Maryam Amir – Hope in devastation
AI: Summary ©
AI: Transcript ©
This brother shares that he was stuck under the rubble for four
days, but it felt like four hours for him. He said that he was
dreaming of eating and being so full. And he says that you hear
narratives of children who say that someone was visiting them,
someone who was wearing white and feeding them. A Turkish sister
shared that there was a mother who was frantically trying to get
crews to help take her children out of the rubble. And
Alhamdulillah, they finally did, and the children came out safely.
And then they couldn't find the woman anywhere, and so they asked
the 13 year old boy, Where is your mom? And the boy looked at him and
said that his mother had passed four years ago. There are
incredible stories of hope that come out in this immense
devastation, but there are also so many questions like, why did it
happen in the first place? And what about all the people who are
still stuck and who who had it made it out? Omaru, Lila Juan, who
he used to pray for martyrdom in Medina. And people would say, how
are you going to be a martyr in Medina? Medina is like such a safe
place as wars don't happen in Medina. And yet, he was stabbed in
his prayer. He died from that wound, and Inshallah, he was
considered a martyr. So many of you pray to be martyrs, knowing
that you're not going to be on a battlefield, but you make that
anyway. You ask that you be counted as a martyr anyway. And
right now, one of the one of the ways that people are considered a
martyr is when they die through a building collapsing on them.
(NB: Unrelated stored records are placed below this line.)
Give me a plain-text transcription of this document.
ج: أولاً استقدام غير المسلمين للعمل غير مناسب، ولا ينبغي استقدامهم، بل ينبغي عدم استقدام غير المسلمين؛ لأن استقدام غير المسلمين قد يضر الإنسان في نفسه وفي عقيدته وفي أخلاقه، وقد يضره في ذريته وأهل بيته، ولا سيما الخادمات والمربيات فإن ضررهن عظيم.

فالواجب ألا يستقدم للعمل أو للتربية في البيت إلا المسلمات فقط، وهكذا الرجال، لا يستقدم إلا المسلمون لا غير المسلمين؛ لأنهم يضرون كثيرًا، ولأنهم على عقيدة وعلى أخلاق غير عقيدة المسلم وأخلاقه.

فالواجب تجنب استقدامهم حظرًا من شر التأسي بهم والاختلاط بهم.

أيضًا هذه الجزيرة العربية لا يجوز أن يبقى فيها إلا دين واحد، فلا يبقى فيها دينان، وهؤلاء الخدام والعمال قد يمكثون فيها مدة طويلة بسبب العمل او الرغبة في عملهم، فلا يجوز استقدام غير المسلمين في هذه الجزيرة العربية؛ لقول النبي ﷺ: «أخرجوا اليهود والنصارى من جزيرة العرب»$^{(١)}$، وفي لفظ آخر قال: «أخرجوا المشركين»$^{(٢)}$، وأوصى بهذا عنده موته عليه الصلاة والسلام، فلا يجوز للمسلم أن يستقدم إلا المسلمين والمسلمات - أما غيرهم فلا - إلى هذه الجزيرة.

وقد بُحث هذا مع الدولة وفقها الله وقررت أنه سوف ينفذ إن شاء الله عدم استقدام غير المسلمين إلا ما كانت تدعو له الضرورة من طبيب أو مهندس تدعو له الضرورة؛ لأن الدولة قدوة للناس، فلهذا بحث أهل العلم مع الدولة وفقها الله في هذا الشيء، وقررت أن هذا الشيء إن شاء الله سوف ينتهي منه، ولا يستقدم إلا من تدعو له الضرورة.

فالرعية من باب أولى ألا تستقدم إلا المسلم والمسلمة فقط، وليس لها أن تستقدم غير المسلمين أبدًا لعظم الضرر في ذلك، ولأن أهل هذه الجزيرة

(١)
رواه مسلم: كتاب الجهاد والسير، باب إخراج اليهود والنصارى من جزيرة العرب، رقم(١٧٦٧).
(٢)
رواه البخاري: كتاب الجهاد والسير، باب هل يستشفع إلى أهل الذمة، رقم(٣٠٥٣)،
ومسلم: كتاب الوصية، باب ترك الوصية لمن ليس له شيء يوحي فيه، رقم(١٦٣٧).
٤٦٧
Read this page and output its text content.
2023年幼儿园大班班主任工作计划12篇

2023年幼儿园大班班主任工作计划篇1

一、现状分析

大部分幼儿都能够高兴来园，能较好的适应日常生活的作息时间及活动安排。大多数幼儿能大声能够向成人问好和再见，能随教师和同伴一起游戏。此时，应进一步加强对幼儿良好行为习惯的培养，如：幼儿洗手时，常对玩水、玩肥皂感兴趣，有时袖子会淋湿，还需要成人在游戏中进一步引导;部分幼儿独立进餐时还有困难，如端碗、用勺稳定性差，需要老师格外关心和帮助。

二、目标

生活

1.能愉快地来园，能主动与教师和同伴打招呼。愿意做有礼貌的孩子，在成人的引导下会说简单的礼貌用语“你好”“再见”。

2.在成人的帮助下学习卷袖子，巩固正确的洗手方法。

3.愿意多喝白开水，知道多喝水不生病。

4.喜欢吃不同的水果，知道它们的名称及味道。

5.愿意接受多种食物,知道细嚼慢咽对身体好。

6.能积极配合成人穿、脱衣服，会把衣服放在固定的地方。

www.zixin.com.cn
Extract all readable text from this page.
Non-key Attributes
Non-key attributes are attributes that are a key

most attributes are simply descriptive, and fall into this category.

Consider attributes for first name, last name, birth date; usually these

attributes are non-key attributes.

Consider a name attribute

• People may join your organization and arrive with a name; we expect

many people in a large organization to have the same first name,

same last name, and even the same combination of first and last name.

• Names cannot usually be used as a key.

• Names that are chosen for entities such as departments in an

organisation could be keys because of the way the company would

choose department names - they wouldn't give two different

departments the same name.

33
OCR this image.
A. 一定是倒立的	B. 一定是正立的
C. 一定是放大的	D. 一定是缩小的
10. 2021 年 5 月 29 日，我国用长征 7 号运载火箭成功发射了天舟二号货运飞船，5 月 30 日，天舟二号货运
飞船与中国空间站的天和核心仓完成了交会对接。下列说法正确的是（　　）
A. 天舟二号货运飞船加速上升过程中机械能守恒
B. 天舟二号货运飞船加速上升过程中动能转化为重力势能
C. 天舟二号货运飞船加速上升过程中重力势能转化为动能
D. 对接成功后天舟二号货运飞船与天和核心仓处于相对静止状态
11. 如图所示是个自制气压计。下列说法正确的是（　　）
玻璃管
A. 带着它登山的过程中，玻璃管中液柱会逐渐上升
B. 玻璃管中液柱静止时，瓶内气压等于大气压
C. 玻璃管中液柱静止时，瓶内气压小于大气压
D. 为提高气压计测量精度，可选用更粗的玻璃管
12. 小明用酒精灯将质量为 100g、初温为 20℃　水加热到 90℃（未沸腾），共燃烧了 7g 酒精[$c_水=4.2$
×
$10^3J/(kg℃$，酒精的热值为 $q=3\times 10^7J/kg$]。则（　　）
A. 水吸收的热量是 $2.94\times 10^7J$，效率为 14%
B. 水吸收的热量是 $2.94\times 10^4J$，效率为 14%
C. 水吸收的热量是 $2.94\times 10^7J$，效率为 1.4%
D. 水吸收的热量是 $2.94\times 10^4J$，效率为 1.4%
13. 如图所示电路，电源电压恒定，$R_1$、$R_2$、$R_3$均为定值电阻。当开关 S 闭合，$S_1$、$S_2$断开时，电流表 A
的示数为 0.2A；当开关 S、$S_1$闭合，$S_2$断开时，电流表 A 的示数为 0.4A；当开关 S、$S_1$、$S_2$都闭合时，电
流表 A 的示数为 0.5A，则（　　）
I don't know if there were people who used to pray that they'd be
martyrs, and they couldn't have imagined that they actually would
be considered sha Allah, the people of the highest paradise.
There's a narrative in the Crusades through Arab eyes of a
school teacher who was in Syria. He stepped out of the classroom
because he really had to use the restroom, and in that time period,
there was a huge earthquake. By the time he was able to come back
to his students, all of them had passed away. There was complete
rubble. And he sat on the rubble and he wondered, how is he going
to break the news to the parents of all of these kids, only to find
later that all of the parents had died in the same earthquake. We
don't know their names today. We literally have no clue who they
are. Most of us probably didn't know there was a huge earthquake
at that time, but their names have never been forgotten. With the one
who is in the heavens, their status is one that we can only
imagine, even though, centuries later, no one knows who they were,
all of us know we have limited time here on Earth. It's
incredibly sobering. And when a disaster of this magnitude takes
place. Sometimes we question, why? What is our role? Why do these
things happen? And I know that some of you have asked about your
own faith, and if you're struggling with your faith right
now, I am sitting with you in that process, and I'm holding space for
you. But sometimes the people there are the ones whose faith are
the strongest. A man under the rubble asked for water to make
Waldo, a grandmother who was saved, refused to come out until
she had a hijab that they gave her. What's helped me is knowing
who Allah is, knowing the reality of who he is, can help us process
and allow us to see beyond ourselves and ask how we can help.